North Carolina authorities have ordered E. F. Hutton & Co. Inc. to stop selling shares in a motion-picture-production partnership because the company allegedly failed to register the offering with the state securities commission.

But a Hutton official said the company did nothing wrong, and Hutton's outside law firm, which took responsibility, said it made a simple mistake.

At least 100 North Carolinians have spent a total of more than $2.4 million in recent weeks to invest in Silver Screen Partners II, a partnership offered through Hutton offices around the nation. The partnership is trying to raise $150 million to invest in 10 to 15 films to be made by Walt Disney Productions.

Hutton officials received Securities and Exchange Commission permission in mid-April to make the offering, and applied for similar approval from officials in all 50 states to offer shares in the partnership in each state.

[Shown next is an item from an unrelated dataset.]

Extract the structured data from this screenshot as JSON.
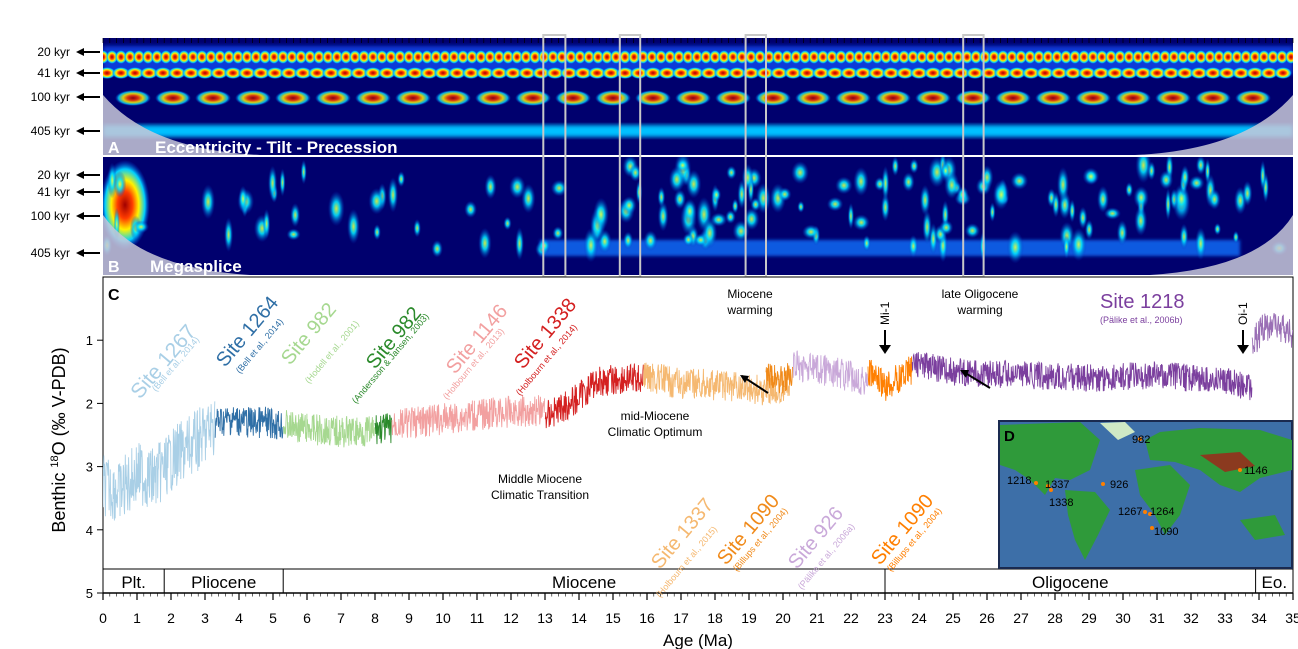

North Carolina officials said they raised questions about some of the details of the offering, but never got any response from Hutton. State Securities Commissioner Daniel Bell said the state never even got a copy of the final prospectus for the offering, as is required. "We never received any information from them, we never received any attempt to satisfy the deficiencies we found in the application," Bell said.

Last week, however, Bell's office discovered that Hutton offices in the state were offering the partnerships. "From what we ascertained, they were all over the state, and they never properly notified us," Bell said. Stephen Wallace, an investigator for the state securities commission, went to a Hutton office in Raleigh last week posing as an investor and was given a full-scale pitch for the investment -- including a sales video featuring Disney star Mickey Mouse and a copy of the final prospectus -- the first state officials say they had seen.

Bell then ordered Hutton to stop selling the partnership shares and freeze the funds it received, pending an investigation.

Tom Rae, the head of Hutton's legal department, said his company had been told by its outside counsel that it had received clearance to sell the partnerships in North Carolina. "Hutton was acting in good faith," he said. "Apparently there was some breakdown in communications."

Steve Green, a partner at Cahill and Gordon, the law firm that was handling the offer for Hutton, said the fault lay with another lawyer in the firm, whom he did not identify, who apparently told Hutton prematurely that officials in North Carolina had approved the registration form. The lawyer then "dropped the ball" and didn't complete the negotiations with state officials, Green said.

A similar problem also occurred with the securities commission in Pennsylvania, he said, but that state has not taken action to stop sales of the partnerships. "Those were apparently the only two states where the ongoing dialogue hadn't been resolved," Green said.

He said Cahill and Gordon is now holding discussions with North Carolina and Pennsylvania officials to try to correct the oversight and clear the sale of the partnerships. Both he and Bell said one possible compromise might be to give those who already have invested in Silver Screen partnerships a chance to rescind the investments; Hutton could also decide to simply void all the sales in the two states and just accept money from investors elsewhere. Green said he hopes to clear up the situation within the next few days.

The episode is another embarrassment for Hutton, which recently pleaded guilty to federal charges of floating checks to obtain, in effect, interest-free loans from its banks. But Green said, "In this instance, Hutton is 100 percent blameless. . . . "

Wallace said he couldn't recall the last time a big securities firm ran afoul of North Carolina officials in this manner. And Bell said, "The magnitude of the problem is pretty grave, even though it would seem like a routine matter in which they dropped the ball."